La situation de l’enfant en constante dégradation en Algérie, «malheureusement, l’enfant dans notre pays est affecté aussi pas le suicide. Celui-ci est dû généralement au problème d’inceste», dira l’orateur. Dans se sens, il mettra en exergue une enquête sur le suicide effectuée par la Forem depuis deux mois, dans une des wilayas. Celle-ci a révélé, en fait, sept suicides en une semaine suite à l’inceste. En outre, «plus on a d’enfants abandonnés, plus la situation de l’enfant se dégrade», déplore M. Mekki. Quant à la maltraitance, il a été enregistré 5 700 cas, toujours, selon l’enquête de la Forem. A cet effet, cette dernière a mis un numéro vert qui est le 15 55, au profit des enfants maltraités.
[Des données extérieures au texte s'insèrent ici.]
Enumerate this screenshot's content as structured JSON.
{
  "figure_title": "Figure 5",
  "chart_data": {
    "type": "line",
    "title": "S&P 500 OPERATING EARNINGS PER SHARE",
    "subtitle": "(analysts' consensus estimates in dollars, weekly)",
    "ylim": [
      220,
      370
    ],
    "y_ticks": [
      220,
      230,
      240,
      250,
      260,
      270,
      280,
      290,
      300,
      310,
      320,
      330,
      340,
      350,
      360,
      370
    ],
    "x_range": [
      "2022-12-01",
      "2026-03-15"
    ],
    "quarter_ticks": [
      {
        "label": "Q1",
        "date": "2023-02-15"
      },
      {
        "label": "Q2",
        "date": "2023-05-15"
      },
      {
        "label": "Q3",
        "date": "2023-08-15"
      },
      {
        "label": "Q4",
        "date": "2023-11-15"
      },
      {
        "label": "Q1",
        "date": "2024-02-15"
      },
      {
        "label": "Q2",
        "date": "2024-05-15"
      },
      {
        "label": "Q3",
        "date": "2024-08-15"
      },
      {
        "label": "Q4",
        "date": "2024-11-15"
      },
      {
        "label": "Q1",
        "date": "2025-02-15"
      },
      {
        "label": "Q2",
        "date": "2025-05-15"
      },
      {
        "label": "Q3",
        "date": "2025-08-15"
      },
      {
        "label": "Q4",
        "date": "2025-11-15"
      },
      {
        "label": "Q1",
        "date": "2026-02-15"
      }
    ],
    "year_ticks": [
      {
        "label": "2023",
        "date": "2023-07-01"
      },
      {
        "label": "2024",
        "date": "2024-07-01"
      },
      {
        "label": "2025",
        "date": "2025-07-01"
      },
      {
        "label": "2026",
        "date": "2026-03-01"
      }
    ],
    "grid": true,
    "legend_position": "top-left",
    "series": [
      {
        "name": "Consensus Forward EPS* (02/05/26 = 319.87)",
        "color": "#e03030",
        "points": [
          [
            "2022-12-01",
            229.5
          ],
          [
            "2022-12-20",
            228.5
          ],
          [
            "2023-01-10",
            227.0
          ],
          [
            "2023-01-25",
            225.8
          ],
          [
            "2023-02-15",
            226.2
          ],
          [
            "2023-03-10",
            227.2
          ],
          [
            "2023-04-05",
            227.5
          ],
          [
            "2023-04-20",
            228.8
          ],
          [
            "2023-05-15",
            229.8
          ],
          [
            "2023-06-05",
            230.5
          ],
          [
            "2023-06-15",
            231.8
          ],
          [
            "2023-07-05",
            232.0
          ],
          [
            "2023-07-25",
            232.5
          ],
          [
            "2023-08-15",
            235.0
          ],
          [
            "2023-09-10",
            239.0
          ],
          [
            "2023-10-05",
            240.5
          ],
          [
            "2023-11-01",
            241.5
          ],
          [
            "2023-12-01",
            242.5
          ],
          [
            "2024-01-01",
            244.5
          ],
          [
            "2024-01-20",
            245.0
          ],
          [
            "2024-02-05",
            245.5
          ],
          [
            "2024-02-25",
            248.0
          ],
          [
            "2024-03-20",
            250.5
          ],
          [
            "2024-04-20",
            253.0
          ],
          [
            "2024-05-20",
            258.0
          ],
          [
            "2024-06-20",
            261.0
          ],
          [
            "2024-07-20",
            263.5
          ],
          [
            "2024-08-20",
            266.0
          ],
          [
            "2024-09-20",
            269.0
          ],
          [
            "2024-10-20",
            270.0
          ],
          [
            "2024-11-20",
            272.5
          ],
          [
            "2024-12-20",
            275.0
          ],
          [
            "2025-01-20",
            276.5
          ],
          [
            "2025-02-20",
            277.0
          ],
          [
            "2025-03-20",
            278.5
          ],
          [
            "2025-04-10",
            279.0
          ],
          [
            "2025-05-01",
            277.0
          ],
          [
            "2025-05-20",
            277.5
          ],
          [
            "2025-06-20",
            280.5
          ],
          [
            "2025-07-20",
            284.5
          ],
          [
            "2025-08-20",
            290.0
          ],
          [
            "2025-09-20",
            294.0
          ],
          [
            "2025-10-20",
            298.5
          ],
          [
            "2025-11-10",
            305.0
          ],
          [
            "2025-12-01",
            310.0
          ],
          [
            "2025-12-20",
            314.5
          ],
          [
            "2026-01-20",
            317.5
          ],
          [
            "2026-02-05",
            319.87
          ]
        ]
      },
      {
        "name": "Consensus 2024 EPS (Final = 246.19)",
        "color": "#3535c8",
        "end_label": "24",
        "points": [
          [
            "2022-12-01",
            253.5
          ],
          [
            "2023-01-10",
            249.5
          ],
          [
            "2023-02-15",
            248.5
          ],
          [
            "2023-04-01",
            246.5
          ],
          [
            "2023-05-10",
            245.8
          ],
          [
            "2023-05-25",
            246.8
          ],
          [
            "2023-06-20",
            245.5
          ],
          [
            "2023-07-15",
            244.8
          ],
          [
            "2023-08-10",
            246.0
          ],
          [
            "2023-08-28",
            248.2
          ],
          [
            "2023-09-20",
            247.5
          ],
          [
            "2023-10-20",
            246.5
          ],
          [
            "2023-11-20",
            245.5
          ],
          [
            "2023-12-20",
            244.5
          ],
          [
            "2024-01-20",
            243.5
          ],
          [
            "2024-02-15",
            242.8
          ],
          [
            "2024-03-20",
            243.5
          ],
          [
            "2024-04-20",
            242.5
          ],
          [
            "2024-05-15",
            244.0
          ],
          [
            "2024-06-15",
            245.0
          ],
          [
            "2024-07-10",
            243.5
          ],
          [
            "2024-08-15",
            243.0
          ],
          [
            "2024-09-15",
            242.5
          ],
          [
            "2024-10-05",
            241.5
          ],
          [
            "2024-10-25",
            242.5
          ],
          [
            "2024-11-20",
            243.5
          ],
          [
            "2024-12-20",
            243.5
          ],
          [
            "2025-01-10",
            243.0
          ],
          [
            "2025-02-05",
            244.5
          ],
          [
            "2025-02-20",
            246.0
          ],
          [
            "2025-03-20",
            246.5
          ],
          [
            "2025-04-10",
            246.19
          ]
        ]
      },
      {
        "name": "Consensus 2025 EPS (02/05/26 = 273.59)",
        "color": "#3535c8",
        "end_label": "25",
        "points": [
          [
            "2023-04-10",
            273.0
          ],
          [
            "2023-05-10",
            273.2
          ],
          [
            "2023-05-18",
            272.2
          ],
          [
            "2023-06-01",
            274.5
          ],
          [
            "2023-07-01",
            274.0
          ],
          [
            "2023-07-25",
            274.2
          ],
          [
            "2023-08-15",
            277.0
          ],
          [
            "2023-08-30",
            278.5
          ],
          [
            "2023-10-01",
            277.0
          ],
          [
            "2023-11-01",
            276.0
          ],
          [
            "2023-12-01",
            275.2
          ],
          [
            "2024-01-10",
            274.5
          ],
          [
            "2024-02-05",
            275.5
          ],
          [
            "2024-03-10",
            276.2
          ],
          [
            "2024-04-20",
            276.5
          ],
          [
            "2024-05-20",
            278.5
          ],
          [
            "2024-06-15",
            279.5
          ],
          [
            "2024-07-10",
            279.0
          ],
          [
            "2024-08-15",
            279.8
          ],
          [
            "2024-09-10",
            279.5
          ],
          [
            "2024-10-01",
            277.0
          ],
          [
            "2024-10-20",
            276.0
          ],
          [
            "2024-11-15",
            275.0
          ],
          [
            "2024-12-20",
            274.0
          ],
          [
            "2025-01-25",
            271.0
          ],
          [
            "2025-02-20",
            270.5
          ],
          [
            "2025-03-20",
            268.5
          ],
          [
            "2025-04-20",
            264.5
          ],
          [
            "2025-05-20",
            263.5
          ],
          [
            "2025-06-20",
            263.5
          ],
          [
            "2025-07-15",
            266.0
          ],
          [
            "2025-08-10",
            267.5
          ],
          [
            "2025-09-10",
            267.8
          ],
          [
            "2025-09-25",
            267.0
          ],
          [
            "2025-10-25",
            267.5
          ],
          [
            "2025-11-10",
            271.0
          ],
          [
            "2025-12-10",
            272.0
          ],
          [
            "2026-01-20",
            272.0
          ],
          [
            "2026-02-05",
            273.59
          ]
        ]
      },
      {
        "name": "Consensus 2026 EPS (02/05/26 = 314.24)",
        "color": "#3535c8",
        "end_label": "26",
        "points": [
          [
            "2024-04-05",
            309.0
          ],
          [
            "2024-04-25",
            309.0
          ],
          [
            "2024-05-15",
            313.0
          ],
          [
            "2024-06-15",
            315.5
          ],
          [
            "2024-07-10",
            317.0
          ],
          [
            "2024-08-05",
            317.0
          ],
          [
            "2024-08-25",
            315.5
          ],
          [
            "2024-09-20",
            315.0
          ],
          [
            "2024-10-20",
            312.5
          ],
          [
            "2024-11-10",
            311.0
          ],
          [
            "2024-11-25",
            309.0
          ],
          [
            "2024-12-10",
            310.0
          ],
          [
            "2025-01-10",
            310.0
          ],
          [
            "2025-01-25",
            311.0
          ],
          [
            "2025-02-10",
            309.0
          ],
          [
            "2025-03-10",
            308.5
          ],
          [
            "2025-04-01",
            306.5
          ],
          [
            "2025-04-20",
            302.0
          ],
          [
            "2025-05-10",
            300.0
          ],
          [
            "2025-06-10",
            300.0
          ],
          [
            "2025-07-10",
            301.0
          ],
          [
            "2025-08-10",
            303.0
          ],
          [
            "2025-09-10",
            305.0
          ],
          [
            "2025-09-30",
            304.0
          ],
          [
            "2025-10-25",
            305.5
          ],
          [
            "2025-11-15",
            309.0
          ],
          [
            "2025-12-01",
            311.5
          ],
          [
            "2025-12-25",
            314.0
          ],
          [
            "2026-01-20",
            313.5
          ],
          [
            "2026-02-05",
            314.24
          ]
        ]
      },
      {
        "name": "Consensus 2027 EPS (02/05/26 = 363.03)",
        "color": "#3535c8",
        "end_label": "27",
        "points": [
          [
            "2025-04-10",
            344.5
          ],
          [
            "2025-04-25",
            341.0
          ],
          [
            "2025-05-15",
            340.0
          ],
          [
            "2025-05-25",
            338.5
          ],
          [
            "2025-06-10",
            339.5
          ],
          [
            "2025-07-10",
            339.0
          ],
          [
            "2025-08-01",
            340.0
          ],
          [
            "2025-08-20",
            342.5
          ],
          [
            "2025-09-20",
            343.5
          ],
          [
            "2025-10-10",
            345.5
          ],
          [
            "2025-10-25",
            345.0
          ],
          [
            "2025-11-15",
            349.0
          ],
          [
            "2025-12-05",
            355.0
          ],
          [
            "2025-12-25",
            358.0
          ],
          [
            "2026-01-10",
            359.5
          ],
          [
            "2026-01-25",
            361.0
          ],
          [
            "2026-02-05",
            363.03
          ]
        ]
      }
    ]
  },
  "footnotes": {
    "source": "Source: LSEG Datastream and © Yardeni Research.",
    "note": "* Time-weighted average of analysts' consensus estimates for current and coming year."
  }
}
Revenant aux communes bénéficiaires de l’opération, l’intervenant dira que ce sont des communes vivant dans l’extrême pauvreté, dont 22 sont bénéficiaires pour la première étape. Ainsi «près de 1 200 enfants de chaque commune en profiteront, entre autres, deux communes à Relizane, 3 autres à Batna, en attendant celles des wilayas du Sud», a affirmé l’orateur. De son côté, le Dr Mustapha Khiati, président de la Forem, a dénoncé «les traditionnelles manifestations folkloriques en réponse à la souffrance et aux droits de l’enfant». En cette occasion, il a lancé un appel au nouveau gouvernement afin de «créer une structure spéciale pour la protection de l’enfant».